Le 22 avril 2020, les agents du SPIP 68 ont été invités, sur demande du DFSPIP adjoint, à formaliser leurs impressions sur la réalisation des enquêtes sociales rapides par téléphone, et ce en prévision des enseignements à tirer pour l’avenir. A de fait été remis sur le tapis le projet d’enquêtes sociales rapides téléphoniques, que cette même Direction du SPIP 68 avait tenté de faire passer en force début 2020. Notre réponse à ce questionnaire est donc la suivante : la Direction du SPIP 68 considère l’entretien présentiel comme non nécessaire, hors crise sanitaire, au moment où peut se dessiner une alternative à l’emprisonnement, mais le considère comme nécessaire, pendant la crise sanitaire, au moment où a lieu l’emprisonnement.

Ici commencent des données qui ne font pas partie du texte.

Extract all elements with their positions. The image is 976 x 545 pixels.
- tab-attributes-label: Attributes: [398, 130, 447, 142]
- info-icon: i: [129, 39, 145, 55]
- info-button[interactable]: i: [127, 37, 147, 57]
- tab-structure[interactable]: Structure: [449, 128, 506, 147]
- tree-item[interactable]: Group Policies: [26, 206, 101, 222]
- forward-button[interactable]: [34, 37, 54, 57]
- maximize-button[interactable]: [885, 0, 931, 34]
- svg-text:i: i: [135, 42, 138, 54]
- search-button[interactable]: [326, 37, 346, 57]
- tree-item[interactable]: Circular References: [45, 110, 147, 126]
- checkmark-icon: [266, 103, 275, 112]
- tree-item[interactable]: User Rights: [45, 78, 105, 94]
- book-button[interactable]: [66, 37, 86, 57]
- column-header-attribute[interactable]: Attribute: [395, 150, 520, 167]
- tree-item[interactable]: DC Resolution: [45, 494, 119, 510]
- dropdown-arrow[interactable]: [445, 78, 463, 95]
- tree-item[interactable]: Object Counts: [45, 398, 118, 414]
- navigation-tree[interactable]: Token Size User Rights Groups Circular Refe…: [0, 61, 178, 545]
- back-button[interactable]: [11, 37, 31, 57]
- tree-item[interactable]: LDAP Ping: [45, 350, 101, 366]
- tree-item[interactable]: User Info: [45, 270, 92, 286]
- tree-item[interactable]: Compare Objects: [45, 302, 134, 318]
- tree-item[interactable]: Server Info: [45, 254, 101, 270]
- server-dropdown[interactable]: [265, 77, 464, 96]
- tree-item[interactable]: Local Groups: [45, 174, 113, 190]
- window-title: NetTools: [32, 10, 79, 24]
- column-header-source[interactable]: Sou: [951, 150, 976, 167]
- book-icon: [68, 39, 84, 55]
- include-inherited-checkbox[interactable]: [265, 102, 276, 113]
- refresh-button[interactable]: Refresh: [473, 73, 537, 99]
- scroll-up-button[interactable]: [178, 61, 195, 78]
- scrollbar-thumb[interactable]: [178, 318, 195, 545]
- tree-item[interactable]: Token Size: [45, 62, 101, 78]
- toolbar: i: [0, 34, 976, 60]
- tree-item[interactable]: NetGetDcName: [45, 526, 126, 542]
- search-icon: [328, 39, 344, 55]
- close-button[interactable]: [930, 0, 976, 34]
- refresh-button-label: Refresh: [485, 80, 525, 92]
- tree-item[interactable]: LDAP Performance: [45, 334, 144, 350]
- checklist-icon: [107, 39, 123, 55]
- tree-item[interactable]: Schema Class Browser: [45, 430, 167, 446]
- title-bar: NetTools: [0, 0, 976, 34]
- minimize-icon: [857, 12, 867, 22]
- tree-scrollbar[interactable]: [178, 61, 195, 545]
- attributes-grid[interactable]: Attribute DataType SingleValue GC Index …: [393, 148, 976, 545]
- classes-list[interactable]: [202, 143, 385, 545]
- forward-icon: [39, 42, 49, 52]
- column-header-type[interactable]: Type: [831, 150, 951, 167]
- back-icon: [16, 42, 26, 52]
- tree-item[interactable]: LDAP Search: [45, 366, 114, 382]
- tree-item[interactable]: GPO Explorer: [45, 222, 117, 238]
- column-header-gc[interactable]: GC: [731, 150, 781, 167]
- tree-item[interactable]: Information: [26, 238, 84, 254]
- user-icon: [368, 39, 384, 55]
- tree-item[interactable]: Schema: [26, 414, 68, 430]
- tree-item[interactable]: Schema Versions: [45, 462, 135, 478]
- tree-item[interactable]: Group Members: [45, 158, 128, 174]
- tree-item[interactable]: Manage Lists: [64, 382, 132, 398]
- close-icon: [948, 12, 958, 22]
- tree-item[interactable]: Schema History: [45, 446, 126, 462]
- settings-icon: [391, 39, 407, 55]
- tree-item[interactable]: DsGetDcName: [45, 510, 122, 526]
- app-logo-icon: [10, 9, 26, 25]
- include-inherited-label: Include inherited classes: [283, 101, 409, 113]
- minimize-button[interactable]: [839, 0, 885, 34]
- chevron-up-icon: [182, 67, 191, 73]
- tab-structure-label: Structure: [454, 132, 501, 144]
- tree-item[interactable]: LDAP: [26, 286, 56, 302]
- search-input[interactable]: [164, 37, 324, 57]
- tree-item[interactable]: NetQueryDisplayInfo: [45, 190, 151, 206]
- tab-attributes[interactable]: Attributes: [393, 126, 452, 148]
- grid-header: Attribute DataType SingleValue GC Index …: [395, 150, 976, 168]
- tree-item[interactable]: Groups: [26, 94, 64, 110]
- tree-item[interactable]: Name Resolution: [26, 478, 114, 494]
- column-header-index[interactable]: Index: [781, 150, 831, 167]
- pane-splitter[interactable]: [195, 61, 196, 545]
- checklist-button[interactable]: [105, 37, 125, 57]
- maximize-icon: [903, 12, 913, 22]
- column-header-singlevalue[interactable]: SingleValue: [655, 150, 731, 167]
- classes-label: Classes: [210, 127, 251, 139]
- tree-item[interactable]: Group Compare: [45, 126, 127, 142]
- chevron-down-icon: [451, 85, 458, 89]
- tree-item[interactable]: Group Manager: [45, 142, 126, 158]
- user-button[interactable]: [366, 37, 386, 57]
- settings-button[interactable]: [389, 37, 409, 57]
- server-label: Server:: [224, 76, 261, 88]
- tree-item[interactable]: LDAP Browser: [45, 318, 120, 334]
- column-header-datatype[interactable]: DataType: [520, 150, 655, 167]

Cohérence et sens de l’opportunité restent donc des marqueurs qui échappent à la Direction du SPIP 68.

Dans son souci manifeste de créer une chefferie se moquant des consignes nationales ou prétendant anticiper ces dernières, la Direction du SPIP 68, à tous niveaux, se met et s’est mise en situation de responsabilité sur un plan délicat : le plan pénal.

Nous l’invitons fortement à redescendre de son nuage, ranger couronnes et sceptres, se confronter à la réalité des conséquences des décisions prises, et anticiper la suite dans le cadre de décisions qui doivent offrir des garanties sanitaires aux publics et personnels, et qui doivent également faire l’objet de discussions préalables avec celles et ceux qui sont en charge de leur mise en œuvre.